Here's what I've come up with, but I'm not sure it's a rigorous proof, or even correct. I'm looking for comments on both the structure and style of my proof as well as correctness.
Proof by contradiction.
Suppose $f(n) = \Theta(g(n))$ and either $f(n) \ne O(g(n))$ or $f(n) \ne \Omega(g(n))$. 
By the definition of $\Theta$,
$0 \le c_1 g(n) \le f(n) \le c_2 g(n)$
For some positive constants $c_1$, $c_2$, and $n > n_0$.
But it was given that $f(n) \ne O(g(n))$, which means there exist no positive constants $c$, $n_0$ such that for all $n>n_0$,
$0 \le f(n) \le c \cdot g(n)$
Which is a contradiction. $\blacksquare$
 A: To prove an if and only if statement, you must prove that $p \to q$ and $q\to p$.  Applied to your statement, you must prove that:
$$f(n) = \Theta(g(n)) \implies f(n) = \mathcal{O}(g(n)) \wedge f(n)=\Omega(g(n)) \tag{1}$$
...and...
$$f(n) = \mathcal{O}(g(n)) \wedge f(n)=\Omega(g(n))\implies f(n) = \Theta(g(n)) \tag{2}$$
Your proof only deals with the second case, and is therefore incomplete.
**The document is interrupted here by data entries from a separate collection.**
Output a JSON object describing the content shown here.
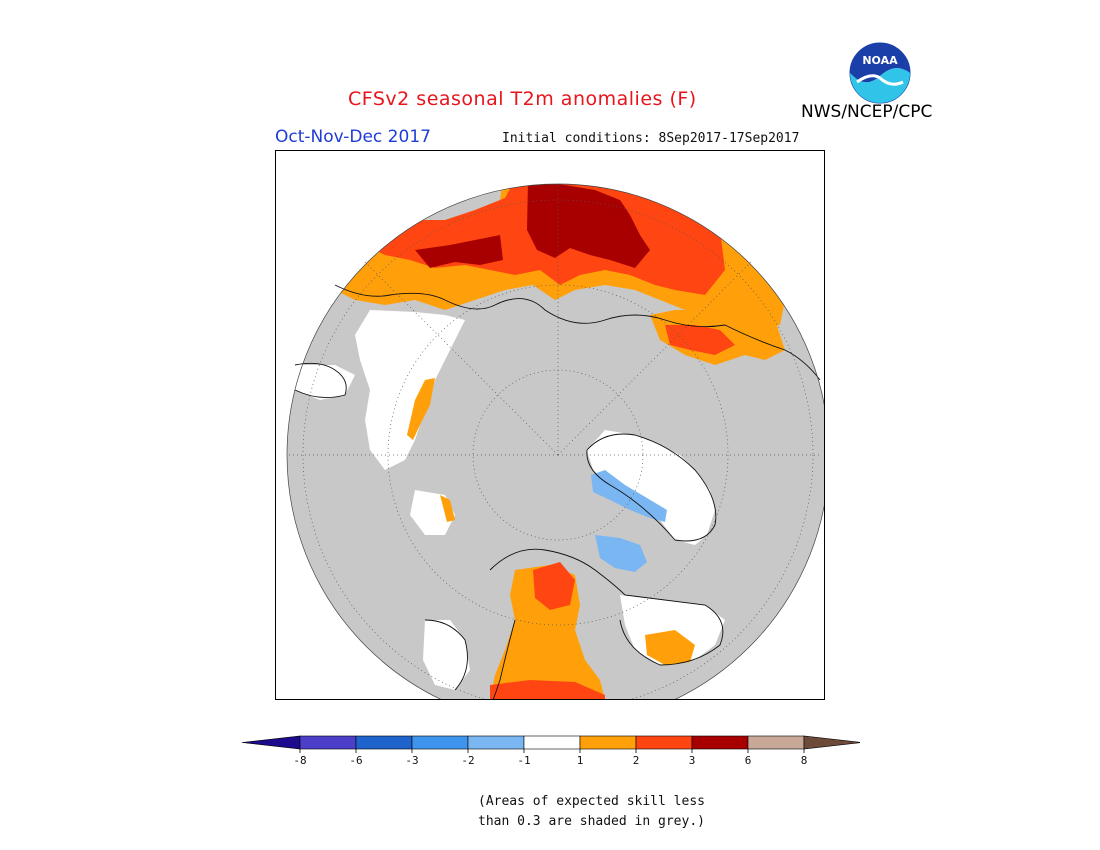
{
  "header": {
    "title": "CFSv2 seasonal T2m anomalies (F)",
    "period": "Oct-Nov-Dec 2017",
    "initial_conditions": "Initial conditions: 8Sep2017-17Sep2017",
    "agency": "NWS/NCEP/CPC",
    "logo_text": "NOAA"
  },
  "colors": {
    "grey_mask": "#c8c8c8",
    "title": "#e8141b",
    "period": "#1f3cd6"
  },
  "colorbar": {
    "ticks": [
      "-8",
      "-6",
      "-3",
      "-2",
      "-1",
      "1",
      "2",
      "3",
      "6",
      "8"
    ],
    "bins": [
      "#1c0b8c",
      "#4b3ec8",
      "#1f63cc",
      "#3f94ee",
      "#7ab6f2",
      "#ffffff",
      "#ffa00a",
      "#ff4612",
      "#a80000",
      "#c8a896",
      "#6e4a3a"
    ]
  },
  "footnote": {
    "line1": "(Areas of expected skill less",
    "line2": "than 0.3 are shaded in grey.)"
  }
}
Also, I must ask, why did you go with a proof by contradiction for part 1?  It appears that a direct proof would suffice:

Let $f$ and $g$ be functions, such that $f(n) = \Theta(g(n))$.
By definition of $\Theta$, there exist positive constants $k_1$ and $k_2$ such that, for sufficiently large $n$:
  $$k_1\cdot |g(n)| \le |f(n)| \le k_2\cdot |g(n)|$$
Thus, for sufficiently large $n$:
  $$|f(n)| \le k_2|g(n)|$$
  Therefore $f(n) = \mathcal{O}(g(n))$ by definition.
And, for sufficiently large $n$:
  $$k_1|g(n)| \le |f(n)| $$
  Therefore $f(n) = \Omega(g(n))$ by definition.
  $$\blacksquare$$

Still, part 2 needs to be proven for it to be an if and only if.